Still use the 12 steps regularly and try to help others, sort of preventive maintenance. I don’t expect I’ll ever pick up again, but I don’t want to take the chance either (by ceasing the whole AA - 12 steps thing entirely).

Tobacco: I don’t recall when I started, probably around age 16 since I know I was smoking in HS. I was over a pack a day. Until I had a heart attack at age 28. That was 48 years ago and from that day on, I never smoked again. I suspect that a cigarette would now make me nauseous just as it did when I started, so I consider myself cured.

Food: this one is tricky because you cannot quit. I was a far kid, passed 200 lb in HS, was probably 240 when I got married and was up to 281 in 2000 when I had pre-diabetes. With the help of a glucophage, I lost down to 240 or so. My wife had started making meals smaller (and encouraging me to save leftovers for lunch instead of finishing them. But I stuck at 240 for a few years. Then I went cold turkey not eating between meals and it worked. I got down below 200 (I am just about 6’) and have stuck there. Still slightly overweight, but satisfied. Cured? Only one way I will be cured.

I was a 60-a-day smoker.

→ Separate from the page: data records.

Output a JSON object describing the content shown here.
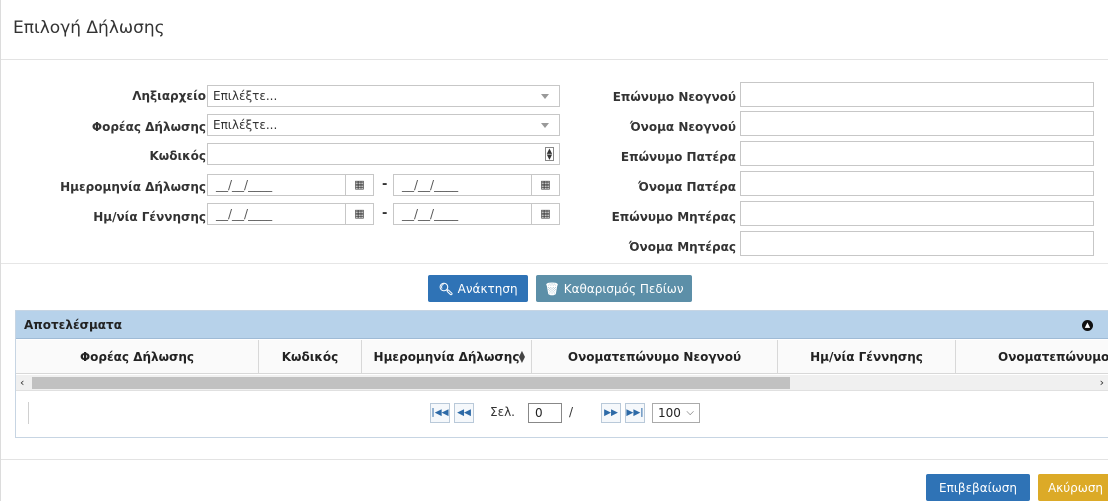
{
  "dialog": {
    "title": "Επιλογή Δήλωσης"
  },
  "form": {
    "left": {
      "registry": {
        "label": "Ληξιαρχείο",
        "value": "Επιλέξτε..."
      },
      "declarant": {
        "label": "Φορέας Δήλωσης",
        "value": "Επιλέξτε..."
      },
      "code": {
        "label": "Κωδικός",
        "value": ""
      },
      "declaration_date": {
        "label": "Ημερομηνία Δήλωσης",
        "from": "__/__/____",
        "to": "__/__/____",
        "separator": "-"
      },
      "birth_date": {
        "label": "Ημ/νία Γέννησης",
        "from": "__/__/____",
        "to": "__/__/____",
        "separator": "-"
      }
    },
    "right": {
      "newborn_surname": {
        "label": "Επώνυμο Νεογνού",
        "value": ""
      },
      "newborn_name": {
        "label": "Όνομα Νεογνού",
        "value": ""
      },
      "father_surname": {
        "label": "Επώνυμο Πατέρα",
        "value": ""
      },
      "father_name": {
        "label": "Όνομα Πατέρα",
        "value": ""
      },
      "mother_surname": {
        "label": "Επώνυμο Μητέρας",
        "value": ""
      },
      "mother_name": {
        "label": "Όνομα Μητέρας",
        "value": ""
      }
    }
  },
  "actions": {
    "search_label": "Ανάκτηση",
    "clear_label": "Καθαρισμός Πεδίων"
  },
  "results": {
    "title": "Αποτελέσματα",
    "columns": [
      "Φορέας Δήλωσης",
      "Κωδικός",
      "Ημερομηνία Δήλωσης",
      "Ονοματεπώνυμο Νεογνού",
      "Ημ/νία Γέννησης",
      "Ονοματεπώνυμο"
    ],
    "rows": []
  },
  "pager": {
    "page_label": "Σελ.",
    "page_value": "0",
    "of_separator": "/",
    "page_size": "100"
  },
  "footer": {
    "confirm_label": "Επιβεβαίωση",
    "cancel_label": "Ακύρωση"
  },
  "icons": {
    "dropdown": "caret-down-icon",
    "calendar": "calendar-icon",
    "spinner": "spinner-icon",
    "search": "search-icon",
    "trash": "trash-icon",
    "collapse": "collapse-icon",
    "sort": "sort-icon"
  },
  "colors": {
    "primary": "#2f73b6",
    "secondary": "#5c8fa8",
    "warning": "#dcaa27",
    "panel_header": "#b7d2ea"
  }
}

I gave it up three times in total, once with hypnotherapy, which really did seem to work but I took up the habit again (yeah, I’m stupid) when things got extra stressy at work. Eventually gave up cold turkey - this was way before nicotine patches or gum. Apparently I was less than saintly to live with for a few weeks and I still have dreams where I’m offered a cigarette in a social setting and I take one without thinking about it. I wake up in a cold sweat, thinking I’m back on the smokes.

So I reckon I’ve probably kicked the cigarette habit. Wish I could kick the binge eating habit as well. That one still defeats me.

Wow, you must have some really good insurance or something.